陈砚之看着她别扭的背影,嘴角勾了勾,低头继续摘野菊。竹篓里的艾草散发着清苦的香,混着野菊的甜,倒比药房里的药香更让人舒坦。
“对了,”林薇突然回头,手里举着一朵特别大的野菊,花瓣边缘有点卷,“这个是不是你说的‘老桩菊’?你爷说这种做枕头最管用。”
陈砚之抬眼,阳光穿过她举着花的指缝,在她脸上投下细碎的光斑。他喉结动了动:“嗯,这个好。”
“那我多摘点。”林薇笑得眼睛弯成月牙,转身时没留神,脚下的石子一滑,整个人往前扑去——陈砚之眼疾手快捞住她的胳膊,竹篮“哐当”掉在地上,野菊撒了一地。
“小心点。”他的声音有点哑,扶着她的胳膊没松,“这坡看着缓,底下全是碎石头。”
林薇站稳了才发现自己几乎贴在他怀里,能闻见他身上艾草混着汗的味道,心跳得像要撞破嗓子眼:“谢、谢谢。”她慌忙推开他,蹲下去捡散落的野菊,手指抖得总捏空。
陈砚之也蹲下来帮捡,两人的手时不时碰到一起,像有小电流窜过。他捡起一朵沾了泥的野菊,用袖口擦了擦花瓣:“脏了就别要了,那边多得是。”
“别啊,”林薇抢过来,“洗洗还能晒,浪费了可惜。”她突然想起什么,从帆布包里掏出个小喷瓶,往花瓣上喷水,“你看,干净了吧?我妈说过日子就得精打细算,不然工资不够花。”
陈砚之看着她认真的侧脸,突然说:“下次别自己来后山,坡太陡。”
“啊?”林薇没反应过来。
“我说,”他捡起最后一朵野菊放进篮里,“要野菊跟我说,我摘了给你送去。”他顿了顿,补充道,“我爷说你上次为了摘艾叶,在坡下崴了脚,还硬撑着去上班。”

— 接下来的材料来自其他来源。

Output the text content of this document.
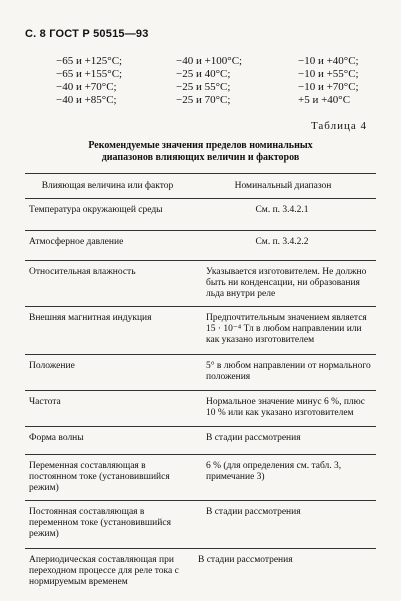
С. 8 ГОСТ Р 50515—93
−65 и +125°С;	−40 и +100°С;	−10 и +40°С;
−65 и +155°С;	−25 и 40°С;	−10 и +55°С;
−40 и +70°С;	−25 и 55°С;	−10 и +70°С;
−40 и +85°С;	−25 и 70°С;	+5 и +40°С
Таблица 4
Рекомендуемые значения пределов номинальных
диапазонов влияющих величин и факторов
Влияющая величина или фактор	Номинальный диапазон
Температура окружающей среды	См. п. 3.4.2.1
Атмосферное давление	См. п. 3.4.2.2
Относительная влажность	Указывается изготовителем. Не должно быть ни конденсации, ни образования льда внутри реле
Внешняя магнитная индукция	Предпочтительным значением является 15 · 10⁻⁴ Тл в любом направлении или как указано изготовителем
Положение	5° в любом направлении от нормального положения
Частота	Нормальное значение минус 6 %, плюс 10 % или как указано изготовителем
Форма волны	В стадии рассмотрения
Переменная составляющая в постоянном токе (установившийся режим)	6 % (для определения см. табл. 3, примечание 3)
Постоянная составляющая в переменном токе (установившийся режим)	В стадии рассмотрения
Апериодическая составляющая при переходном процессе для реле тока с нормируемым временем	В стадии рассмотрения
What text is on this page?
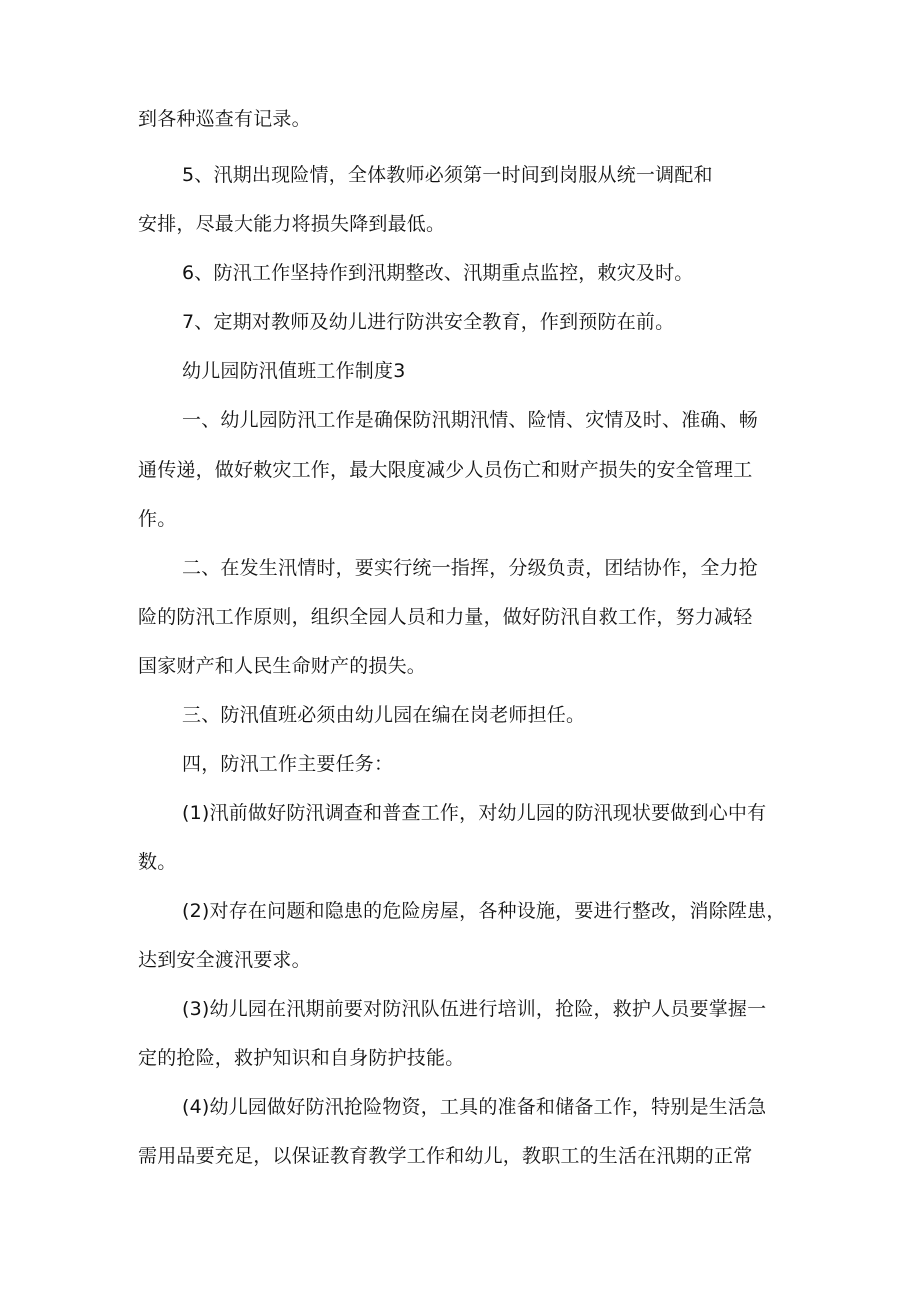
到各种巡查有记录。
5、汛期出现险情，全体教师必须第一时间到岗服从统一调配和
安排，尽最大能力将损失降到最低。
6、防汛工作坚持作到汛期整改、汛期重点监控，敕灾及时。
7、定期对教师及幼儿进行防洪安全教育，作到预防在前。
幼儿园防汛值班工作制度3
一、幼儿园防汛工作是确保防汛期汛情、险情、灾情及时、准确、畅
通传递，做好敕灾工作，最大限度减少人员伤亡和财产损失的安全管理工
作。
二、在发生汛情时，要实行统一指挥，分级负责，团结协作，全力抢
险的防汛工作原则，组织全园人员和力量，做好防汛自救工作，努力减轻
国家财产和人民生命财产的损失。
三、防汛值班必须由幼儿园在编在岗老师担任。
四，防汛工作主要任务：
(1)汛前做好防汛调查和普查工作，对幼儿园的防汛现状要做到心中有
数。
(2)对存在问题和隐患的危险房屋，各种设施，要进行整改，消除陞患，
达到安全渡汛要求。
(3)幼儿园在汛期前要对防汛队伍进行培训，抢险，救护人员要掌握一
定的抢险，救护知识和自身防护技能。
(4)幼儿园做好防汛抢险物资，工具的准备和储备工作，特别是生活急
需用品要充足，以保证教育教学工作和幼儿，教职工的生活在汛期的正常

林薇的脸腾地红了:“那不是怕耽误事嘛,科室就我一个会配药的……”
“笨。”陈砚之拎起她的竹篮,又把自己的竹篓往肩上提了提,“走了,再晚回去,爷该念叨了。”
林薇跟在他身后,看着他宽厚的背影,竹篓里的艾草随着他的脚步轻轻晃,心里像被野菊的甜香泡软了——刚才他扶着她的时候,她好像听见他心跳了,跟她的一样急。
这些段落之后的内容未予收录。